1. SEJ
  2.  ⋅ 
  3. SEO

Automated Title Tag Optimization Using Deep Learning

A quick SEO win for most sites is to include the top ranking keyword in the title tags that are missing them.

Think about it for a minute.

If a page is already ranking for a keyword and if that keyword is not present in its title, then that page could rank higher if we were to add that term in a natural way

If we also add keywords to meta descriptions, we could also have them highlighted in bold in the search results.

Now, if you work on a site with hundreds, thousands, or millions of pages, doing this manually can become time-consuming and prohibitively expensive pretty quickly!

Maybe this is something that we could teach a machine to do for us.

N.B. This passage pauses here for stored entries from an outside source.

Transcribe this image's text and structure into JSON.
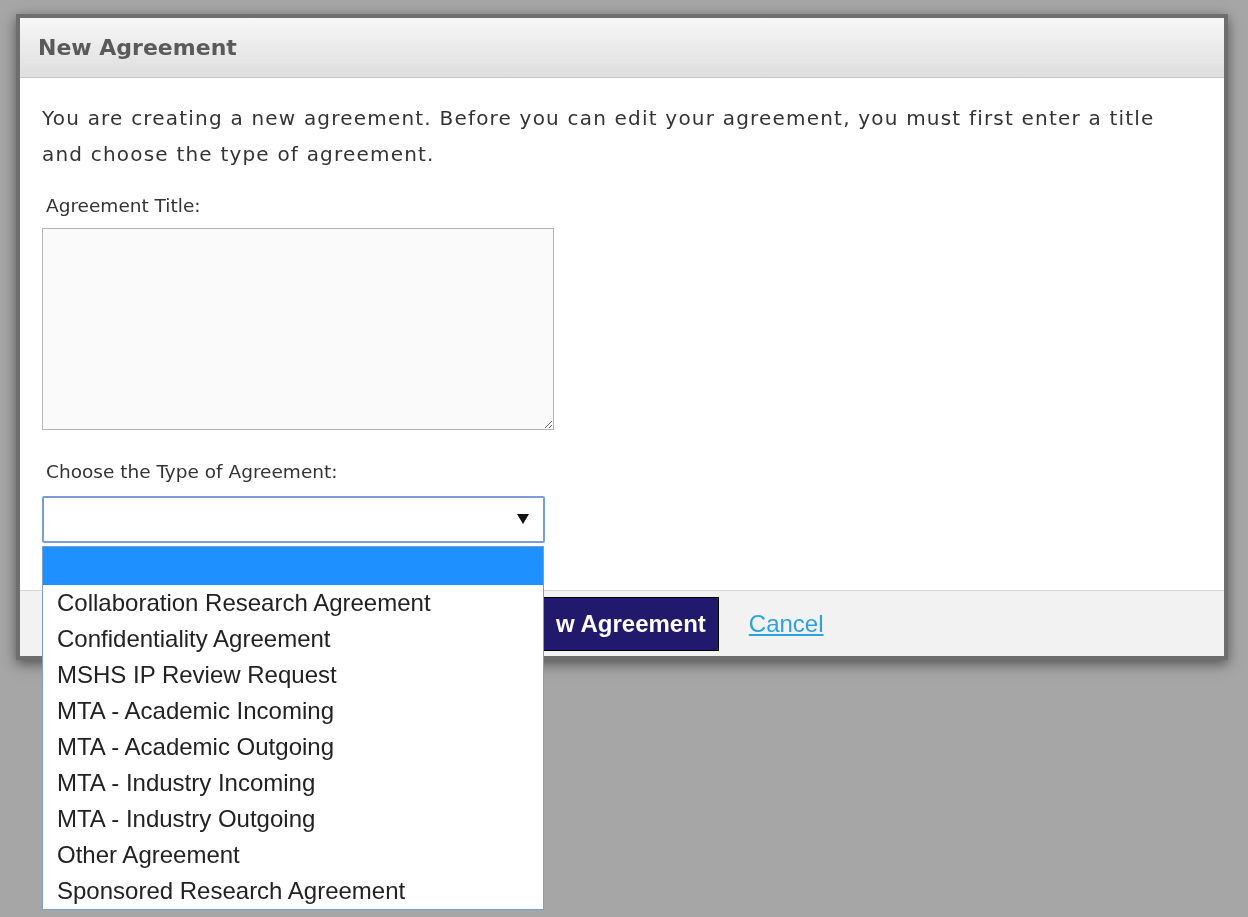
{
  "dialog": {
    "title": "New Agreement",
    "intro": "You are creating a new agreement. Before you can edit your agreement, you must first enter a title and choose the type of agreement.",
    "title_label": "Agreement Title:",
    "type_label": "Choose the Type of Agreement:",
    "type_select": {
      "expanded": true,
      "options": [
        {
          "selected": true
        },
        {
          "label": "Collaboration Research Agreement",
          "selected": false
        },
        {
          "label": "Confidentiality Agreement",
          "selected": false
        },
        {
          "label": "MSHS IP Review Request",
          "selected": false
        },
        {
          "label": "MTA - Academic Incoming",
          "selected": false
        },
        {
          "label": "MTA - Academic Outgoing",
          "selected": false
        },
        {
          "label": "MTA - Industry Incoming",
          "selected": false
        },
        {
          "label": "MTA - Industry Outgoing",
          "selected": false
        },
        {
          "label": "Other Agreement",
          "selected": false
        },
        {
          "label": "Sponsored Research Agreement",
          "selected": false
        }
      ]
    },
    "buttons": [
      {
        "kind": "primary",
        "label": "w Agreement"
      },
      {
        "kind": "link",
        "label": "Cancel"
      }
    ]
  }
}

It could end up doing it even better and faster than a data entry team.

Let’s find out.

Reintroducing Uber’s Ludwig & Google’s T5

We are going to combine a couple of technologies I’ve covered in previous columns:

  • Uber’s Ludwig
  • Google’s T5 (Text to Text Transfer Transformer)

I first introduced Ludwig in my article Automated Intent Classification Using Deep Learning.

In summary, it is an open-source “Auto ML” tool that allows you to train cutting-edge models without writing any code.

I first introduced T5 in the article How to Produce Titles and Meta Descriptions Automatically.

Google describes T5 as a superior version of BERT-style models.

If you remember my article about intent classification, BERT was perfect for the task because our target output/predictions are classes/labels (the intentions).

In contrast, T5 can summarize (like I showed in my article about meta tags generation), translate, answer questions, classify (like BERT), etc.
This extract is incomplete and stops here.